Mais cette parole, toute puissante autrefois, qui la ramenait en larmes aux bras d’Hélène, ne la touchait plus. Son caractère changeait. Dix fois dans une journée, elle montrait des humeurs différentes. Le plus souvent, elle avait une voix brève et impérative, parlant à sa mère comme elle aurait parlé à Rosalie, la dérangeant pour les plus petits services, s’impatientant, se plaignant toujours.

— Donne-moi une tasse de tisane… Comme tu es longue ! On me laisse mourir de soif.

Puis, lorsque Hélène lui donnait la tasse :

— Ce n’est pas sucré… Je n’en veux pas.

Elle se recouchait violemment, elle repoussait une seconde fois la tisane, en disant qu’elle était trop sucrée. On ne voulait plus la soigner, on le faisait exprès. Hélène, qui craignait de l’affoler davantage, ne répondait pas, la regardait, avec de grosses larmes sur les joues.

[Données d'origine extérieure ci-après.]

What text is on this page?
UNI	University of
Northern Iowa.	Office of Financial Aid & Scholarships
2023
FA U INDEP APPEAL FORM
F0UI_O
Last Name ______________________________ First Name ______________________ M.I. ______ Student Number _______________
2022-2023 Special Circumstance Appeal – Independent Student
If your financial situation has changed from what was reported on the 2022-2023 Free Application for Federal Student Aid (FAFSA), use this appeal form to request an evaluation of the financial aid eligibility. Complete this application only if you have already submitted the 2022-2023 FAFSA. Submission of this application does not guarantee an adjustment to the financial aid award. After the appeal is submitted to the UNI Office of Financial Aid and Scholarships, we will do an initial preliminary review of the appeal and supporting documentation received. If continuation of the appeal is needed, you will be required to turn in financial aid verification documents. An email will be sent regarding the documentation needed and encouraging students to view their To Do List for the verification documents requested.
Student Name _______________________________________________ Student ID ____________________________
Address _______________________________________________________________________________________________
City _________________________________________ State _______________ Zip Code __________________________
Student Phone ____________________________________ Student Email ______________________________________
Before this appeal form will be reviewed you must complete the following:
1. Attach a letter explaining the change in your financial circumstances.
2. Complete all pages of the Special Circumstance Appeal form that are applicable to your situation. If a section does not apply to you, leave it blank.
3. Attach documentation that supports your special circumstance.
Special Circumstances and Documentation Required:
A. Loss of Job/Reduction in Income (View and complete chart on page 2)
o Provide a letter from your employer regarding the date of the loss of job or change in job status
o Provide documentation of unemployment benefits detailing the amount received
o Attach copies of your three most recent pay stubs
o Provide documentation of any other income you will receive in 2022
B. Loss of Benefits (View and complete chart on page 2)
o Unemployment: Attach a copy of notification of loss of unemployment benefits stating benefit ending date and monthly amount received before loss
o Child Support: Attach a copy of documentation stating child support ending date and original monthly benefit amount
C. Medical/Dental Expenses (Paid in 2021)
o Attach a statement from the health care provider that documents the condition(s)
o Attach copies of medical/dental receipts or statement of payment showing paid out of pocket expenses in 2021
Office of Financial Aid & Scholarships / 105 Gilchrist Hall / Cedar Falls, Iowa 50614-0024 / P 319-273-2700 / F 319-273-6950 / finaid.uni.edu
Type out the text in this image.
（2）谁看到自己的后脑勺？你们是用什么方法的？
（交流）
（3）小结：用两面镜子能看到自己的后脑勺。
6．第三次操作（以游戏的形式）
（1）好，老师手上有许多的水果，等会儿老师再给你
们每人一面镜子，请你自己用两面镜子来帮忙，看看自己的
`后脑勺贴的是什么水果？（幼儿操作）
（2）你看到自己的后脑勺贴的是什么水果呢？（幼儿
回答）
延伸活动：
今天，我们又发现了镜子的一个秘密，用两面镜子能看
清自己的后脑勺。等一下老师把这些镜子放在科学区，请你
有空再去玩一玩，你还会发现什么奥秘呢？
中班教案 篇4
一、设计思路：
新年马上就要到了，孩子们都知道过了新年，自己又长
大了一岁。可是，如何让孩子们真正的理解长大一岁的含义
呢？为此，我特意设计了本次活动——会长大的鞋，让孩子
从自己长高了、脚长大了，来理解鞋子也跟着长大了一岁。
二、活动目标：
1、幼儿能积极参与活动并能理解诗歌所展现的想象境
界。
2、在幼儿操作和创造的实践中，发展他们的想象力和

Jeanne surtout réservait ses colères pour les heures où venait le médecin. Dès qu’il entrait, elle s’aplatissait dans le lit, elle baissait sournoisement la tête, comme ces animaux sauvages qui ne tolèrent pas l’approche d’un étranger. Certains jours, elle refusait de parler, lui abandonnant son pouls, se laissant examiner, inerte, les yeux au plafond. D’autres jours, elle ne voulait même pas le voir, et elle se cachait les yeux de ses deux mains, si rageusement, qu’il aurait fallu lui tordre les bras, pour les écarter. Un soir, elle eut cette parole cruelle, comme sa mère lui présentait une cuillerée de potion :

— Non, ça m’empoisonne.

Hélène resta saisie, le cœur traversé d’une douleur aiguë, craignant d’aller au fond de cette parole.